Linear interpolation between values $A$ and $B$ can be defined as:
$f(x) = A(1-x)+Bx$
Bilinear interpolation between values $A,B,C,D$ is defined as:
$f(x,y) = g(x)(1-y) + h(x)y$
where
$g(x) = A(1-x)+Bx$
and
$h(x) = C(1-x)+Dx$
So, bilinear interpolation can be described more compactly like this:
$f(x,y) = (A(1-x)+Bx)(1-y) + (C(1-x)+Dx)y$
You can continue the pattern for trilinear interpolation and higher.
Is there a formula to describe $N$-Dimensional linear interpolation in this manner?
On
Yes. You have data at the corners of an $N$ dimensional hypercube. If you name your points with subscripts in binary and your variables with numbers from $0$ to $N-1$ it becomes easy to see. For $N=3$ you would have $f(x_0,x_1,x_2)=A_{000}(1-x_0)(1-x_1)(1-x_2)+A_{001}x_0(1-x_1)(1-x_2)+A_{010}(1-x_0)x_1(1-x_2)\dots +A_{111}x_0x_1x_2$.

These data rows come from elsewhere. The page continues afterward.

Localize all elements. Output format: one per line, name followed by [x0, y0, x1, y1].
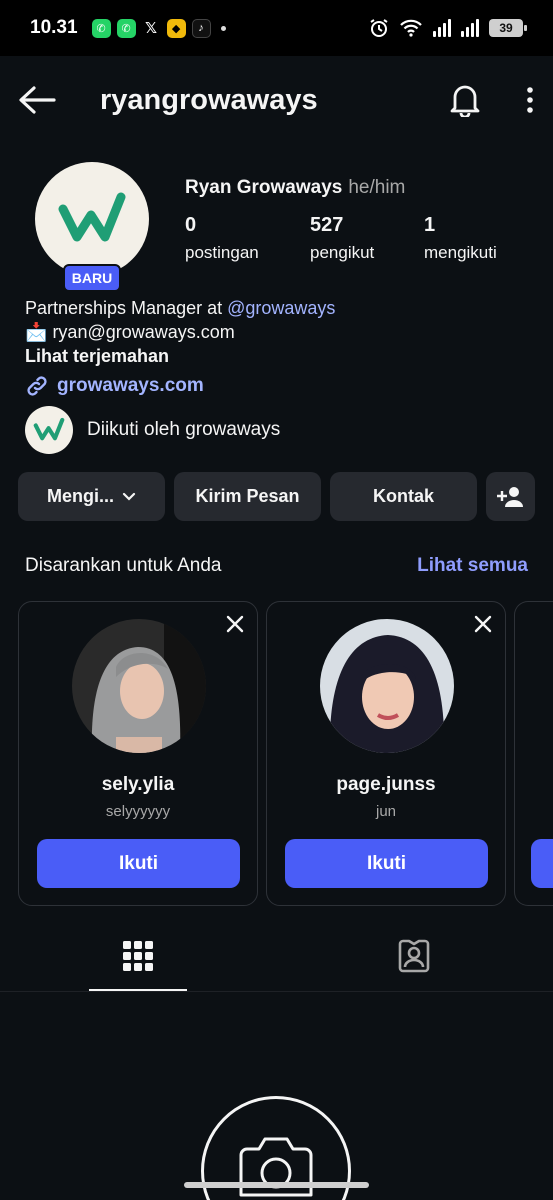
profile-actions: Mengi... Kirim Pesan Kontak — [18, 472, 535, 521]
tab-tagged[interactable] — [276, 920, 552, 991]
suggestions-title: Disarankan untuk Anda — [25, 555, 222, 576]
status-app-icons: ✆ ✆ 𝕏 ◆ ♪ — [91, 18, 226, 38]
camera-icon — [239, 1137, 313, 1197]
battery-icon: 39 — [489, 19, 527, 37]
link-icon — [27, 376, 47, 396]
pronouns: he/him — [348, 177, 406, 198]
stat-label: mengikuti — [424, 243, 497, 262]
contact-button[interactable]: Kontak — [330, 472, 477, 521]
stat-count: 527 — [310, 214, 344, 236]
grid-icon — [123, 940, 153, 971]
close-icon[interactable] — [225, 614, 245, 634]
back-arrow-icon[interactable] — [18, 85, 56, 115]
follow-button[interactable] — [531, 839, 553, 888]
suggestion-card-partial[interactable] — [514, 601, 553, 906]
growaways-logo-icon — [33, 417, 65, 441]
suggestion-subtitle: jun — [375, 803, 397, 820]
bio-line-1: Partnerships Manager at @growaways — [25, 296, 335, 320]
stat-label: pengikut — [310, 243, 375, 262]
profile-stats: 0 postingan 527 pengikut 1 mengikuti — [185, 214, 497, 263]
wifi-icon — [400, 19, 422, 37]
stat-count: 0 — [185, 214, 197, 236]
display-name: Ryan Growaways — [185, 177, 343, 198]
followed-by-text: Diikuti oleh growaways — [87, 419, 281, 440]
add-person-button[interactable] — [486, 472, 535, 521]
follow-button[interactable]: Ikuti — [285, 839, 488, 888]
stat-followers[interactable]: 527 pengikut — [310, 214, 424, 263]
signal-icon — [433, 19, 451, 37]
whatsapp-business-icon: ✆ — [116, 18, 136, 38]
suggestion-username: page.junss — [336, 774, 436, 795]
message-button[interactable]: Kirim Pesan — [174, 472, 321, 521]
bio-text: Partnerships Manager at — [25, 298, 228, 318]
website-url: growaways.com — [57, 375, 204, 396]
suggestion-avatar[interactable] — [72, 619, 206, 753]
status-time: 10.31 — [30, 17, 78, 38]
profile-bio: Partnerships Manager at @growaways 📩 rya… — [25, 296, 335, 368]
profile-tabs — [0, 920, 553, 992]
add-person-icon — [496, 486, 523, 507]
bio-email: ryan@growaways.com — [52, 322, 235, 342]
status-bar: 10.31 ✆ ✆ 𝕏 ◆ ♪ 39 — [0, 0, 553, 56]
suggestion-carousel[interactable]: sely.ylia selyyyyyy Ikuti page.junss jun… — [18, 601, 553, 906]
tab-posts-grid[interactable] — [0, 920, 276, 991]
suggestion-avatar[interactable] — [320, 619, 454, 753]
binance-icon: ◆ — [166, 18, 186, 38]
profile-header: ryangrowaways — [0, 56, 553, 144]
follower-avatar — [25, 406, 73, 454]
following-label: Mengi... — [47, 486, 114, 506]
chevron-down-icon — [122, 492, 136, 501]
suggestion-username: sely.ylia — [101, 774, 175, 795]
name-row: Ryan Growaways he/him — [185, 177, 405, 199]
followed-by-row[interactable]: Diikuti oleh growaways — [25, 406, 280, 454]
profile-username-title: ryangrowaways — [100, 83, 318, 116]
message-label: Kirim Pesan — [195, 486, 300, 506]
stat-posts[interactable]: 0 postingan — [185, 214, 310, 263]
battery-level: 39 — [499, 21, 513, 35]
home-indicator[interactable] — [184, 1182, 369, 1188]
close-icon[interactable] — [473, 614, 493, 634]
bio-line-2: 📩 ryan@growaways.com — [25, 320, 335, 344]
stat-following[interactable]: 1 mengikuti — [424, 214, 497, 263]
suggestion-subtitle: selyyyyyy — [105, 803, 171, 820]
growaways-logo-icon — [58, 192, 126, 242]
more-options-icon[interactable] — [525, 85, 535, 115]
profile-photo — [72, 619, 206, 753]
new-badge: BARU — [63, 264, 121, 292]
bio-mention-link[interactable]: @growaways — [227, 298, 335, 318]
suggestion-card[interactable]: sely.ylia selyyyyyy Ikuti — [18, 601, 258, 906]
follow-button[interactable]: Ikuti — [37, 839, 240, 888]
whatsapp-icon: ✆ — [91, 18, 111, 38]
following-dropdown-button[interactable]: Mengi... — [18, 472, 165, 521]
profile-avatar[interactable]: BARU — [35, 162, 149, 292]
see-all-link[interactable]: Lihat semua — [417, 555, 528, 577]
alarm-icon — [370, 19, 388, 37]
x-icon: 𝕏 — [145, 20, 158, 37]
suggestion-card[interactable]: page.junss jun Ikuti — [266, 601, 506, 906]
stat-count: 1 — [424, 214, 436, 236]
translate-link[interactable]: Lihat terjemahan — [25, 344, 335, 368]
envelope-icon: 📩 — [25, 322, 48, 342]
stat-label: postingan — [185, 243, 259, 262]
notification-dot — [220, 25, 226, 31]
website-link[interactable]: growaways.com — [25, 374, 204, 398]
suggestions-header: Disarankan untuk Anda Lihat semua — [25, 555, 528, 577]
signal-icon-2 — [461, 19, 479, 37]
tiktok-icon: ♪ — [191, 18, 211, 38]
contact-label: Kontak — [372, 486, 434, 506]
status-indicators: 39 — [369, 18, 527, 38]
tagged-person-icon — [398, 939, 430, 972]
bell-icon[interactable] — [449, 83, 481, 117]
profile-photo — [320, 619, 454, 753]
avatar — [35, 162, 149, 276]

Everywhere the data point has a $0$ in the subscript corresponds to a term $(1-x_i)$ and everywhere the data point has a $1$ in the subscript you get a term $x_i$
Suppose you wish to perform an $n$-dimensional linear interpolation between a sequence of values labelled $$a(\underbrace{\pm 1,\ldots,\pm 1}_{n\text{ signs}})$$
Then the formula would be: $$ f(x_1,x_2,\ldots,x_n)=\sum_{\sigma_1,\sigma_2,\ldots,\sigma_n\in \{\pm 1\}}a(\sigma_1,\sigma_2,\ldots,\sigma_n)\prod_{i=1}^n\left.\begin{cases}x_i,& \sigma_i=1\\1-x_i,&\sigma_i=-1\end{cases}\right\}. $$ To prove this formula is correct, simply induct on $n$.